Ed infatti il livello di civiltà giuridica di un sistema si coglie soprattutto dalla trasparenza dell’azione amministrativa e dalla democraticità dei rapporti fra l’operatore statuale e la generalità dei consociati.
In tale ottica snodo essenziale dei predetti rapporti è costituito dalle regole di responsabilità risarcitoria inerenti i danni cagionati da difetti di manutenzione delle pubbliche vie.
Siffatta tematica rappresenta peraltro un oggetto di contenzioso statisticamente fra i più frequenti in materia civile.
Occorre altresì rilevare come nell’odierna coscienza sociale emerge con maggior nitore l’esigenza  di allocare in capo al soggetto in posizione di preminenza, oppure che trae qualche vantaggio da una determinata situazione giuridica, la responsabilità dei rischi che derivano dalla propria attività (in conformità all’antico brocardo ubi comoda ibi incommoda).
Si pensi all’esercente di un’attività qualificata pericolosa, chiamato – ai sensi dell’art. 2050 c.c. – al risarcimento del danno cagionato ove non provi di aver adottato tutte le misure idonee ad evitare il verificarsi dell’eventus damni.
Si consideri inoltre la responsabilità che riguarda il proprietario o utilizzatore di un animale per il danno da questi cagionato, salva la prova del caso fortuito in virtù dell’art. 2052 c.c.
Siffatta linea evolutiva parrebbe così propendere per la tendenziale traslazione della responsabilità risarcitoria in capo al soggetto economicamente più forte.
È tuttavia opportuno – ai fini di comprendere appieno gli attuali approdi in materia ed i quesiti che questi suscitano – una breve excursus inerente la recente evoluzione giurisprudenziale a proposito della responsabilità custodiale della p.a.

2. L’evoluzione storica: dall’insidia o trabocchetto all’art. 2051 c.c.

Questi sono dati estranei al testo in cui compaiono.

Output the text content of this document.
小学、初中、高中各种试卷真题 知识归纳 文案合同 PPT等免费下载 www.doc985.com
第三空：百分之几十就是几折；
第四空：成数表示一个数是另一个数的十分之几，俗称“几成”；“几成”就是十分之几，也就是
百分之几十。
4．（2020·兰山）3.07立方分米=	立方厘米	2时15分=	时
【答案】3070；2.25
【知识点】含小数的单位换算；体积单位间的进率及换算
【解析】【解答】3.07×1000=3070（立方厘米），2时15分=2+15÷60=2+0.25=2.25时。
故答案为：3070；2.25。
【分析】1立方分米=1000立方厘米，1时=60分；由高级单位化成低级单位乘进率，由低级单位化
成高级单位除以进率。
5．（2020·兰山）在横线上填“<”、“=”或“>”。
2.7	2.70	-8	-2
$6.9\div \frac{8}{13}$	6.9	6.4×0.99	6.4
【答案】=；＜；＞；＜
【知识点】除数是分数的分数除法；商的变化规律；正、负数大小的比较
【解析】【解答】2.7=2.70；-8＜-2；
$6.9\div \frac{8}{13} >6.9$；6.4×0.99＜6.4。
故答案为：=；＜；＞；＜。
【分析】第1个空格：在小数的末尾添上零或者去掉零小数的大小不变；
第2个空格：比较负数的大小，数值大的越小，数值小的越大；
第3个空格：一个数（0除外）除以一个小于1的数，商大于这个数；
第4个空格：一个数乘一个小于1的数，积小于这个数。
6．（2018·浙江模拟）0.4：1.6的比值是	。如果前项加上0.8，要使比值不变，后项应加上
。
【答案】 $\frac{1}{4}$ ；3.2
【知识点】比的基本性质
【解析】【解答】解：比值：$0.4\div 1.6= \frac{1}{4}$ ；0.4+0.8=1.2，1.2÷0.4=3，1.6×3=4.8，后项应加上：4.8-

L’impostazione giurisprudenziale tradizionale – espressa in un consolidato filone  anteriore al 2005 – riconduceva la responsabilità della p.a. per la manutenzione delle strade entro il paradigma dell’art. 2043 c.c., negando l’applicabilità alla fattispecie dell’art. 2051 c.c.
In particolare la funzione nomopoietica di una costante giurisprudenza pretoria ha elaborato la discussa figura della cd. insidia o trabocchetto, consistente in una situazione di pericolo occulto per l’utente della strada non visibile e non prevedibile, pertanto non evitabile attraverso il ricorso alla normale diligenza.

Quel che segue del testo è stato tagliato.